Ring Stick Up Cam: Review
Ring.com continues to evolve their 'ring of security' product line by leveraging their effective smart camera technology. We first saw this in the Ring Video Doorbell which I previously reviewed. The follow-up product, known as Stick Up Cam, sensibly takes this same technology (plus some new twists) and deploys it as a dedicated outdoor wireless security camera.
The Stick Up Cam looks very similar to its sibling doorbell product. Basically the body of the device is largely the same, with the doorbell button removed. A key difference is the mounting solution on the rear, and weather-proof covers on the reset button and the micro-USB port. The doorbell has no need of such covers as they are fully enclosed by it's wall mounting bracket, but in this case, the camera is going to be placed at varying angles from the mounting surface, and potentially anywhere in the yard so some protection is warranted. The rectangular design of the unit would seem to present some potential issues with placement in corners, or near horizontal surfaces such as ceilings, but the included mounting bracket can be attached at one of three different positions on the rear (top, middle, and bottom) to allow for optimum clearance from such obstructions. That, combined with the rotation of the mounting joint, provides quite a bit of flexibility to place the camera with minimum protrusion.
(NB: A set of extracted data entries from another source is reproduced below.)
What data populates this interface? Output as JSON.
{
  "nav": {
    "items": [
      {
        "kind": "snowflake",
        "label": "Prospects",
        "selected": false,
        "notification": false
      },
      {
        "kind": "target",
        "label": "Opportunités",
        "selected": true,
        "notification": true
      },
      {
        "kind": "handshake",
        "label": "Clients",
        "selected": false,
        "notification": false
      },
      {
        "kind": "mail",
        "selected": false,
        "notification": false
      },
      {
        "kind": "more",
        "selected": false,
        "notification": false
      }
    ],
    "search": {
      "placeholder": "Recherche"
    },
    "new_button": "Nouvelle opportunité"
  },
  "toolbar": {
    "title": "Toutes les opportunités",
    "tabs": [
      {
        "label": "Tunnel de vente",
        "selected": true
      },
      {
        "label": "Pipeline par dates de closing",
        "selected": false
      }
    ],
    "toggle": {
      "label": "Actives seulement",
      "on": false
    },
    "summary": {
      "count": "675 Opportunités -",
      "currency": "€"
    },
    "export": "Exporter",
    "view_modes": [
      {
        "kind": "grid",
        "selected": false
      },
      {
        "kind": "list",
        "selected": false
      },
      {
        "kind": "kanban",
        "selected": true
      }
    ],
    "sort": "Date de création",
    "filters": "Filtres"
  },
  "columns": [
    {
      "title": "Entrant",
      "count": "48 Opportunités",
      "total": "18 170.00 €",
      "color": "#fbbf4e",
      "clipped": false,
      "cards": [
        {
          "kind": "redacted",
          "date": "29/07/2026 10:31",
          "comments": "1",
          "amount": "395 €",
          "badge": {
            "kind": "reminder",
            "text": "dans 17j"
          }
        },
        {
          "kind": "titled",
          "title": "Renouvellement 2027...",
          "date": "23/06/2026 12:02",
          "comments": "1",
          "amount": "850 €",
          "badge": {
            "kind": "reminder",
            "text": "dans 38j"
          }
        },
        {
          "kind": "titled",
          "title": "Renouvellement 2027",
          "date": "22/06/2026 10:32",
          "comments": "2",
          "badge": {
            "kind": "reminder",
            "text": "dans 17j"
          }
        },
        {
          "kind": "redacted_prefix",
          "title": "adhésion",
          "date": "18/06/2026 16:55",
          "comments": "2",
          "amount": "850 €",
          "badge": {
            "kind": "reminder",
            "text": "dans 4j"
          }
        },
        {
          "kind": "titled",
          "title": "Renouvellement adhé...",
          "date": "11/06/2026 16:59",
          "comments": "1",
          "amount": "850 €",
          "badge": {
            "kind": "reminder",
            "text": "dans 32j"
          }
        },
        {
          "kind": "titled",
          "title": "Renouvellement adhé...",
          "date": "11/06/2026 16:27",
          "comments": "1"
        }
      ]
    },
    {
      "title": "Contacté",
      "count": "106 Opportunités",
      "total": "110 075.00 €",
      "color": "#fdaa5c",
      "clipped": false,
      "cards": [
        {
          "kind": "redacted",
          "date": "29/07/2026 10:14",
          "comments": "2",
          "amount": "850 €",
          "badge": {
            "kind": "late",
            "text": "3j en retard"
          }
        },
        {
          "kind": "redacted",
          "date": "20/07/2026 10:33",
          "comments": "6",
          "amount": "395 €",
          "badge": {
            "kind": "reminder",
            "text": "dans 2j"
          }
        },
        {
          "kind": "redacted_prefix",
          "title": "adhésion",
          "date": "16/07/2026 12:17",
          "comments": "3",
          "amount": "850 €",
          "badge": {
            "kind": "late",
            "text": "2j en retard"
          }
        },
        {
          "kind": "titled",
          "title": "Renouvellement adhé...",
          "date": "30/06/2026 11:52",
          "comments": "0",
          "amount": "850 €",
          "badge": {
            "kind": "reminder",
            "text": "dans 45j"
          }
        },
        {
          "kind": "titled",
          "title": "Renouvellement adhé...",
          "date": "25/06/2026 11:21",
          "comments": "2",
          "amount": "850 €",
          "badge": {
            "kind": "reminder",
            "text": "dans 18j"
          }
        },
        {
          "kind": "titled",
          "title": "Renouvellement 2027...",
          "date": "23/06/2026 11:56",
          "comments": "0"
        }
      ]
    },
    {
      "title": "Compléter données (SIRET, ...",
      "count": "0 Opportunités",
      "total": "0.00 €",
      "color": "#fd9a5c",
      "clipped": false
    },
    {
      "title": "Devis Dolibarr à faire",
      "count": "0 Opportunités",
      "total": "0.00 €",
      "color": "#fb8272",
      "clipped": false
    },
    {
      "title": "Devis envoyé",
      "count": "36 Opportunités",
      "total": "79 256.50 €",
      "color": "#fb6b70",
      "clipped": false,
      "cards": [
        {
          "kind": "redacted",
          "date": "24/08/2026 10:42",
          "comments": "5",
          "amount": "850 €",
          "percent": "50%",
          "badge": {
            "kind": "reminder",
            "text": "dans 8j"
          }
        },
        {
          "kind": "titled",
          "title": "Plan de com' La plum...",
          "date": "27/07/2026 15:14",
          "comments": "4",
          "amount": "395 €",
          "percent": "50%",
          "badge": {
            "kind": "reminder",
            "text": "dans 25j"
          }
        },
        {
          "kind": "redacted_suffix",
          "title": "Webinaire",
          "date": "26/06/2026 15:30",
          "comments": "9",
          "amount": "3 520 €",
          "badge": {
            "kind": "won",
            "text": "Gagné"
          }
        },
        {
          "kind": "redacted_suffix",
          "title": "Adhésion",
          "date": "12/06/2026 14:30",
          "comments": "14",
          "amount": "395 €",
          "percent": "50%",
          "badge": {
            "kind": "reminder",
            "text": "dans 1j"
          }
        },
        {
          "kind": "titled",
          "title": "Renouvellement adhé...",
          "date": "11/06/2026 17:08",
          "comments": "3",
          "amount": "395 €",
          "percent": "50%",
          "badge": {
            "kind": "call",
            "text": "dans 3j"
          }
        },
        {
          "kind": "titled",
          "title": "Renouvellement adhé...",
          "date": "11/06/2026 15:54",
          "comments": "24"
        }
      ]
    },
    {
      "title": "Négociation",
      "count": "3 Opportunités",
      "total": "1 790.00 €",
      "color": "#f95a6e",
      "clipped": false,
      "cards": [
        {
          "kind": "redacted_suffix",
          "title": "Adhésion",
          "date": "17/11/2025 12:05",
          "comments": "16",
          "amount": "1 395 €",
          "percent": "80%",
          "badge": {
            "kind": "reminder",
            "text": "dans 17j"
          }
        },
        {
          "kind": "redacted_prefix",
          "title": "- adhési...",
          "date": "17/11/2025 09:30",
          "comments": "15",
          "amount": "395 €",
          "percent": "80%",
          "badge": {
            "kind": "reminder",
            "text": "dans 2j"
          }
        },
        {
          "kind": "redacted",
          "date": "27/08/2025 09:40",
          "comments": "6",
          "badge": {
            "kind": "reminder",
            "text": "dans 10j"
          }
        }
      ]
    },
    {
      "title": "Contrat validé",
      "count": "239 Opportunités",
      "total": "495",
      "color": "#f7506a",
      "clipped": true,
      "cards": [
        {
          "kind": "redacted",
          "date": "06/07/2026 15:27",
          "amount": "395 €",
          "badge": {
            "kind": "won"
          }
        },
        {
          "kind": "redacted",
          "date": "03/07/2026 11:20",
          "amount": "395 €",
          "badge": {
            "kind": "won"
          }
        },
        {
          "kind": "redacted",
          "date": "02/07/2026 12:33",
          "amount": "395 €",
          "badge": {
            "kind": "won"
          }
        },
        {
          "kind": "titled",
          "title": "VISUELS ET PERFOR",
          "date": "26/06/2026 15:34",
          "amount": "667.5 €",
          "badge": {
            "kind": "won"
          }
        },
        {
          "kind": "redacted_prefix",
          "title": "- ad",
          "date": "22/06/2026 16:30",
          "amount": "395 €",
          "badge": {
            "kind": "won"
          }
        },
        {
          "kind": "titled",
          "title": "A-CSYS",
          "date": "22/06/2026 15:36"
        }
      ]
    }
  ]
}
The bracket itself clips off to allow for recharging the internal battery, and fear not, the camera is covered by Ring's lifetime theft replacement guarantee. Like the Video Doorbell, the internal battery is rated for up to a year of normal use. This will vary depending on the level of activity the camera (and thus the events to be recorded), and the strength of the wifi signal. Worst case, my tests suggests a battery life of months, which is impressive for such a device. Here, though, is where Ring has provided a twist. For a small extra charge, a small optional solar panel can be purchased and connected to the rear USB port of the Stick Up Cam. The panel comes with it's own mounting bracket, and a decent length of cable, so it can be optimally placed away from the camera if required. Just a few hours of good sunlight will keep the battery topped up indefinitely, which allows for a very reliable wireless operation from anywhere in your yard that can get enough wifi signal.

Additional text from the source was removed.